You may have only been dating a short time, or you may have dated for years before taking the plunge. You may have lived together, or you may not live together until you get married. Either way, you are at the height of your bliss together, and you can’t wait to start your lives together. Here are four skills to master for a long and happy life together.
1. Good Communication
Good communication is essential to a healthy marriage. If you don’t know how to communicate well, you will cause fissures to form in your relationship that will eventually become cracks and then gaping holes. But communication problems can be fixed in most cases.
What we’re talking about when we say “fail to communicate” is failing to talk about the big things: Your values, your goals for life, your vision for the marriage. In most cases, these are things that will come out while you’re dating, but not always. You can’t assume that your partner wants to have children just because she never said that she didn’t. You should talk about whether you want to have children and how many, where you want to live, how you’ll spend your money, whether you want aging parents to live with you, and so on. Other issues to address include monogamy, alone and family time, friendships, and jobs.
2. Know how to budget
Financial issues are at the top of the list for why couples fight. Financial arguments routinely lead to the demise of a marriage. Overspending at any point in your relationship can lead to serious financial problems that will be a burden on your marriage and cause regular fights and resentment.
You are very likely to overspend before you get married – on the wedding. In fact, you could end up thousands of dollars in debt before you officially begin your lives together. Many couples feel they should “splurge” because it’s a once-in-a-lifetime event. But once all the dancing and revelry is over, they find themselves working all the time and eking by as they pay off their debt. Their quality of life is much lower, and they will end up stressed and fighting all the time.
3. Getting along with In-Laws
Your relationship with your in-laws is never going to be perfect. No relationship is. No one has to try to be best friends with their mother-in-law or try to hang out every weekend with their brother-in-law. But poor relationships with the in-laws will lead to serious trouble with your marriage. At first, the problems will be a source for squabbling or regular fights, but they will eventually breed resentment and contempt.

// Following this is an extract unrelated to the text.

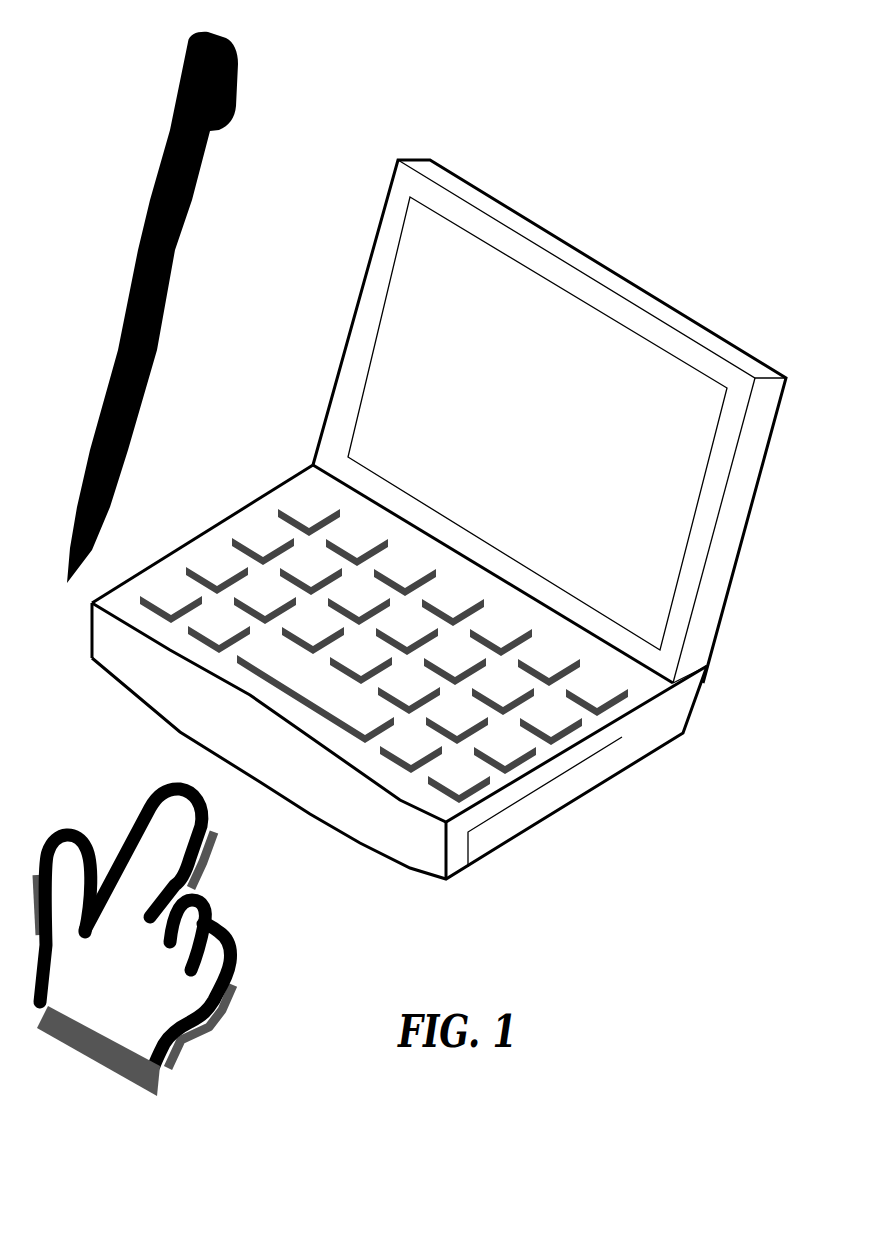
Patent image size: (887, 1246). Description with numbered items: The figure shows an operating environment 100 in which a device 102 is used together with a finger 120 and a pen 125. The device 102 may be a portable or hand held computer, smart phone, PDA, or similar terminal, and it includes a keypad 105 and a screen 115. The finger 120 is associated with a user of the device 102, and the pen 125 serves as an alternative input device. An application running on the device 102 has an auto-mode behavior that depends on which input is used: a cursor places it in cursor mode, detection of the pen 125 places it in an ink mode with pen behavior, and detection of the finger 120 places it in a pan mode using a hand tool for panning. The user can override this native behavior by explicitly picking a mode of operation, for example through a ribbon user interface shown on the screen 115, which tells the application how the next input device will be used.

Little problems may not seem like a big deal right now, but they will be later. For example, your future mother-in-law might feel hurt that you don’t include her in the wedding planning, but you think that she’s being too pushy and trying to take over your big day. Your fiancé just wants you both to get along. Over the years, that bad blood may get worse. Your mother-in-law may continue to think that you don’t make an effort with her, and you may continue to think that she’s intrusive and pushy. Your husband may feel caught in the middle, and he may resent you both for a perceived lack of effort or fault.
Pick your battles. Let things go that don’t really matter, and do what you can to bolster your relationships. Having a good relationship with your in-laws will help you have a better relationship with your spouse.
4. Be Honest
Lying is something that many can forgive but that most will be able to forget. If you show an ability to lie even once or even about small things, your partner is likely to be wary of things you say or do, knowing that you have broken trust before.
Honesty is king. It is much better to explain yourself and deal with the argument or ask for forgiveness than it is to betray your beloved’s trust. You may not be able to ever fully win back that trust again – and that spells doom for your marriage.
Things that happen before you are married may seem small and insurmountable, but they aren’t always so. The memory of some things can linger and cause doubt and resentment to fester. Some things, like overspending, can just compound and grow into bigger problems during your marriage. It is important that you give the present just as much importance as your future when you are making decisions. Your future happiness depends on what you do now.